И они сразу же приступили к работе.

Никогда Октавиан не трудился с таким упоением, никогда еще не подгонял как себя, так и других, и уже через несколько недель можно было приступать к составлению нового списка сената.

_____________________

[1] Морское сражение у мыса Акций, где исключительно благодаря Агриппе, командовавшему флотом, была одержана окончательная победа Октавиана над Марком Антонием и Клеопатрой.

2

            Придя в курию одним из первых, Октавиан с трудом удерживал усмешку, видя, как потерянно переступают порог и рассаживаются, не борясь, как обычно, за лучшие места, сенаторы.

На лице многих ясно читалась уверенность в том, что они присутствуют на своем последнем заседании.

Несколько сенаторов, имена которых Агриппа выкрикнул первыми, не вызвали ни одобрений, ни порицаний.

Сенаторы дружно проголосовали за них.

Это были патриции из лучших родов, ничем не запятнавшие себя в гражданской войне, как на стороне Марка Антония, так и на стороне Октавиана.

Оставив их в списке, Агриппа произнес имя человека, который, как было известно всему городу, стал сенатором за несколько сотен тысяч сестерциев, нажитых во время голода в столице:

— Публий Каниний Сур!

Это сообщение было встречено гулом возмущенных голосов.

Но никто не торопился начинать обсуждение.

— Публий Каниний Сур! — голосом полководца громко повторил Агриппа, обводя хмурым взглядом притихших сенаторов.

— Да что там обсуждать — оставляем! — послышался чей-то неуверенный голос из последних рядов.

Агриппа перехватил мгновенный кивок Октавиана и тоном, каким привык распоряжаться в боевых походах, сказал, как отрезал:

— Остается в списке! Следующий — Геренний Клар!

— Достоин! Честнейший сенатор! — раздались уверенные голоса.

— Оставляем!

Октавиан с недовольством покосился на сенаторов, одобрявших кандидатуру его давнего врага.

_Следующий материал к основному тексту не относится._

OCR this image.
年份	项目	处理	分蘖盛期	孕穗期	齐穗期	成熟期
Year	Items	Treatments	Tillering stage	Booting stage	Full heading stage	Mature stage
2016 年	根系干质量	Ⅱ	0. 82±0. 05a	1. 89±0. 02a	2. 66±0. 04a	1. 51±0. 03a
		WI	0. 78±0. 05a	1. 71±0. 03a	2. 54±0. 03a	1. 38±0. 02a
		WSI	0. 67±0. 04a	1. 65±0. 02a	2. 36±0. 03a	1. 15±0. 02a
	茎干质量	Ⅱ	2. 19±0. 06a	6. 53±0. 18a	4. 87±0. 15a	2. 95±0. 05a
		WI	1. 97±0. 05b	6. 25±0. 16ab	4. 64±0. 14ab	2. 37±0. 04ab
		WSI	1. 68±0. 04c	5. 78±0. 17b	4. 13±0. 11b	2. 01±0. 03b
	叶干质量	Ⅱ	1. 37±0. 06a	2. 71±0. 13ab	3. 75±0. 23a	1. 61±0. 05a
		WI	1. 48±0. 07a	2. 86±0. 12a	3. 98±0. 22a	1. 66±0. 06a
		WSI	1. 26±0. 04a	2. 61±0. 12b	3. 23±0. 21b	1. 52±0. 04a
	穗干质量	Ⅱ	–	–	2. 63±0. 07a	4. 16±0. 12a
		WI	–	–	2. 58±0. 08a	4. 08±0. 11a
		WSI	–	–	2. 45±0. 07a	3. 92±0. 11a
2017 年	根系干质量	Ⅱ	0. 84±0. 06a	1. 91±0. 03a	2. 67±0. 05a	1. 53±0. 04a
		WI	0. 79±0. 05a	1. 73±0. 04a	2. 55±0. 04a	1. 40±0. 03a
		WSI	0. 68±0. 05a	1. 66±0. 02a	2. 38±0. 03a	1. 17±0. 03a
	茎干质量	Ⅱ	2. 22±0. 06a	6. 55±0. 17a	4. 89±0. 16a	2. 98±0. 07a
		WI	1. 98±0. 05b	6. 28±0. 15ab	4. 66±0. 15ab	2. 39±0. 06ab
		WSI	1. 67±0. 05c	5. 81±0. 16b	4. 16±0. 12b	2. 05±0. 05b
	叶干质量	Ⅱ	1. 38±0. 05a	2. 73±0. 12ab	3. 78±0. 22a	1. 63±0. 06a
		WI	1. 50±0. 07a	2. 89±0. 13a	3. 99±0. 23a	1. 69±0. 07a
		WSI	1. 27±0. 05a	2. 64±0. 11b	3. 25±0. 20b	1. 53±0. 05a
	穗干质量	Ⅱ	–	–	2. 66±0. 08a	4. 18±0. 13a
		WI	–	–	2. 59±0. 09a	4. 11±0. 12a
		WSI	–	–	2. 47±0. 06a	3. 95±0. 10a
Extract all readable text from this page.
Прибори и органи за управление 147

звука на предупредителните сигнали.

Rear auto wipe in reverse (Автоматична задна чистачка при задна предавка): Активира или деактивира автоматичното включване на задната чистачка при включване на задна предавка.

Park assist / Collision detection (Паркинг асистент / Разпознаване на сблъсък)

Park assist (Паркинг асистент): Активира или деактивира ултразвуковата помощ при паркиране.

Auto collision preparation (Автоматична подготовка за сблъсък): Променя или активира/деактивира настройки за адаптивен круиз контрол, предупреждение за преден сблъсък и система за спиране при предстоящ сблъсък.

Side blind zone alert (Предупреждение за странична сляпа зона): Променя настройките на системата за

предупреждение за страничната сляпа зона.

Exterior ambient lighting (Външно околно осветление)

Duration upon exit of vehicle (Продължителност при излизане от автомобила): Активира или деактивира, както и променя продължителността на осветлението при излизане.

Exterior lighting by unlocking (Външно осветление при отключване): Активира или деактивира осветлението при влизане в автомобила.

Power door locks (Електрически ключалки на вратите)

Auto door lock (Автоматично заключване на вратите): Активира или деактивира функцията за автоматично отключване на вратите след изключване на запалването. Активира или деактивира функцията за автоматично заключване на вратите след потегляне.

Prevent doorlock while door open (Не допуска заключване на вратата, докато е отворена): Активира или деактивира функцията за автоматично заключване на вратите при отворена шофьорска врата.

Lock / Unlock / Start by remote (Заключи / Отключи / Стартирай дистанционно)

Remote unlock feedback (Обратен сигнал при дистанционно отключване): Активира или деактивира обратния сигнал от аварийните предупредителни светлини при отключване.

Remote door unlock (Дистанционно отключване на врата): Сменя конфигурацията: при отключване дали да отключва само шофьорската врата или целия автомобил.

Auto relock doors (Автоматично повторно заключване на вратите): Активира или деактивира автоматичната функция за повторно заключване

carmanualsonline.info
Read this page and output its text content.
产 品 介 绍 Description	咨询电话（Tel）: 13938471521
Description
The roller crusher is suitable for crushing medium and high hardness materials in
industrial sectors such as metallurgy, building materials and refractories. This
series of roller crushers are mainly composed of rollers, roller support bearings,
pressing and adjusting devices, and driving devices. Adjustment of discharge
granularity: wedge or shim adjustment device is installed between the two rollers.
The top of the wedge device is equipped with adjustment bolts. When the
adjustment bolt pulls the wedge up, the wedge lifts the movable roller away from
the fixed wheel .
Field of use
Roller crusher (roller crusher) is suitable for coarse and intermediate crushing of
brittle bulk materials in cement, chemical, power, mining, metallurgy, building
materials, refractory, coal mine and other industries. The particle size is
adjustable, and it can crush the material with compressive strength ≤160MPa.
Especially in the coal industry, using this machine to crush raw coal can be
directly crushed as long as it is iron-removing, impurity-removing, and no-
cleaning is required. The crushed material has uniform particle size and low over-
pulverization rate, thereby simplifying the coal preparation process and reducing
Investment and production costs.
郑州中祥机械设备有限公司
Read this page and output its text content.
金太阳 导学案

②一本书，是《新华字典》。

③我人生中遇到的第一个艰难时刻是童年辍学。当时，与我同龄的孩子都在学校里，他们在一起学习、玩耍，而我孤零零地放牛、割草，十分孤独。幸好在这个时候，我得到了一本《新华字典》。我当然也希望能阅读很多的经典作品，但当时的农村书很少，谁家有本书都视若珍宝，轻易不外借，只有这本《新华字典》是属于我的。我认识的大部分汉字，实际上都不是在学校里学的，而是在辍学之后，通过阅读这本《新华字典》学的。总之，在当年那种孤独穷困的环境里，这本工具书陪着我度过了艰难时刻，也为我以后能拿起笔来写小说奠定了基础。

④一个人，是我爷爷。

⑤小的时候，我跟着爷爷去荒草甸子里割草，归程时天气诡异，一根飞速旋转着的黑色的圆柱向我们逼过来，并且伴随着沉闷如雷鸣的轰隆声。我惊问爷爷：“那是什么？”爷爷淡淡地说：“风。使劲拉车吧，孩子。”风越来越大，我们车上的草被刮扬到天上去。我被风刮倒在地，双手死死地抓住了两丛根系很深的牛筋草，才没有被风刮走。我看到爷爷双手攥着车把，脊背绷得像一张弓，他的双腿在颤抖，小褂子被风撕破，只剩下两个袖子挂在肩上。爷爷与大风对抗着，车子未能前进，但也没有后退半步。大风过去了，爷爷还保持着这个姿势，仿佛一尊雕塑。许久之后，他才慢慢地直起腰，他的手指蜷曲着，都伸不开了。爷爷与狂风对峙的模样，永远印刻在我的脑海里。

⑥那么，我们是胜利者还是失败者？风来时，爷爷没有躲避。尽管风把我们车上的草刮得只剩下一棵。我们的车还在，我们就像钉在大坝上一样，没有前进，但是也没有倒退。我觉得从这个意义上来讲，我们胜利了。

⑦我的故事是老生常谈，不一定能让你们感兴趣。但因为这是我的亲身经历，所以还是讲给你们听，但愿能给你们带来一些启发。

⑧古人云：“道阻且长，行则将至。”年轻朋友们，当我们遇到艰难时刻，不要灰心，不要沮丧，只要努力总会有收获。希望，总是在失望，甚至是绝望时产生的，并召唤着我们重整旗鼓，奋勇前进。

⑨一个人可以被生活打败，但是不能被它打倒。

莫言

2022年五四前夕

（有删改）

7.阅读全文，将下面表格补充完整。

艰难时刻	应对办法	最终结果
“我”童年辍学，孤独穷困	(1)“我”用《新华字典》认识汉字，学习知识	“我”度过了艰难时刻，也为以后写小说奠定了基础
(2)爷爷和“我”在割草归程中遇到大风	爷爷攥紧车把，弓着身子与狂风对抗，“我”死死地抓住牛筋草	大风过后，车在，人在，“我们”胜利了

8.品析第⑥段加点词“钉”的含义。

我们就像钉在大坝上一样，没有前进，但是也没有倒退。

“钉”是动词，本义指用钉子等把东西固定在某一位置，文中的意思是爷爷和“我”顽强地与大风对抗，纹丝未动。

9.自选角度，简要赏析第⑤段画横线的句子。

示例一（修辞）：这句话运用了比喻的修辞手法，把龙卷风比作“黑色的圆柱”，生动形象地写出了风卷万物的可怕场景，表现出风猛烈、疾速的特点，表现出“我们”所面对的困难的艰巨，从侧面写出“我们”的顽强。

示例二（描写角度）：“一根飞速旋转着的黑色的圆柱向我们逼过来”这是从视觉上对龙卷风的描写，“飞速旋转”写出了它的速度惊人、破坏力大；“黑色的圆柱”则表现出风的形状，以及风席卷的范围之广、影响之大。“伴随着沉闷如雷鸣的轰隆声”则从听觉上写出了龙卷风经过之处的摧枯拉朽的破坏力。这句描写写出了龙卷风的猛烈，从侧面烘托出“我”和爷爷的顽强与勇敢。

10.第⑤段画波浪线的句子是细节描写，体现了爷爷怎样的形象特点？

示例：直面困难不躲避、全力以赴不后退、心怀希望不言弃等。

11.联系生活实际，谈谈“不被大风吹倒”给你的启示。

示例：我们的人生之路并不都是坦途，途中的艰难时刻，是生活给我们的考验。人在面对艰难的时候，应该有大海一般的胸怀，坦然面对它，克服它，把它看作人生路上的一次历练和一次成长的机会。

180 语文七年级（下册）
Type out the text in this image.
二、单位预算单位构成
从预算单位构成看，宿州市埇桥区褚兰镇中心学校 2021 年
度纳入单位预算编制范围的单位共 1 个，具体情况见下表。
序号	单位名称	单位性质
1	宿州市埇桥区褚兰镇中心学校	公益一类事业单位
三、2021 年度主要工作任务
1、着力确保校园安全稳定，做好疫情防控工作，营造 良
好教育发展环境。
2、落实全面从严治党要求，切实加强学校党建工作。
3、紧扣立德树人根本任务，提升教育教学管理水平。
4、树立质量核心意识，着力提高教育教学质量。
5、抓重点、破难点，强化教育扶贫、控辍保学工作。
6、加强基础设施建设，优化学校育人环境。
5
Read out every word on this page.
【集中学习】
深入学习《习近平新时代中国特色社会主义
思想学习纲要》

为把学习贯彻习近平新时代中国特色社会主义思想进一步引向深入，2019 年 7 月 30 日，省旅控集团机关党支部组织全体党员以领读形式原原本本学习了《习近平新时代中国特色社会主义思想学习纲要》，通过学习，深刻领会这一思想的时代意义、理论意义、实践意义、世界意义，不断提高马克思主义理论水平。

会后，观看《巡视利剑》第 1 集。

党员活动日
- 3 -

Едва заметным жестом велел Агриппе подождать…

И тут, начиная понимать, в какую сторону дует ветер, ожили “замогильные” сенаторы.

Один за другим они стали подавать голоса:

— Недостоин!

— Долой из списка!

— Кто это говорит! — начали вскакивать с мест противники Октавиана. — Замогильные сенаторы?!

— Сами вы замогильные! – принялись огрызаться те.

— Один ваш Клар чего стоит! Или напомнить, сколько денег вывез он из одной только Нумидии?

— Да тебя за такие слова…

— А тебя? Мы все помним, что именно ты хотел сделать Марка Антония – римским царем!

Наблюдая за перебранкой сенаторов, Октавиан невольно провел ладонью по груди, где под тогой предусмотрительно был надет панцирь, вспомнил конец Цезаря…

И торопливо кивнул Агриппе: пора!

– Большинство предлагает убрать из списка Геренния Клара! — перекрывая могучим голосом гул, объявил тот и уже собрался приступить к поименному голосованию, как Октавиан жестом остановил его.

— Как видишь, Геренний, отцы-сенаторы против тебя! — обратился он к бледному Клару, не особенно стараясь придать своему голосу озабоченность. — Подумай, не лучше ли тебе, не дожидаясь унизительной процедуры, добровольно отречься от звания сенатора? Мы же все оценим такое твое благородство, и уверен, никто из отцов-сенаторов не станет возражать, если я предложу сохранить за тобой сенаторское платье, место в орхестре и участие на наших общих обедах!

С минуту Геренний Клар напряженно думал, затем оглянулся на примолкших друзей и, вздохнув, опустил голову.

— Хорошо, будь по-твоему! — с горькой усмешкой сказал он. — Я отказываюсь от сенаторского звания… добровольно…

— Поступок достойный подражания! — красноречиво поглядывая на скамьи, где сидели его враги, одобрил Октавиан.

И, с облегчением выдохнув, разрешил продолжить чтение списка.

— Квинт Серторий! — уже привычно заглушая поднявшийся ропот, провозгласил Агриппа.

Худощавый, быстрый в движениях сенатор, известный самыми язвительными высказываниями в адрес Октавиана, торопливо выкрикнул:

— Отрекаюсь!

— Да ты что? — одернули его сзади. — Ведь так они без труда расправятся со всеми нами!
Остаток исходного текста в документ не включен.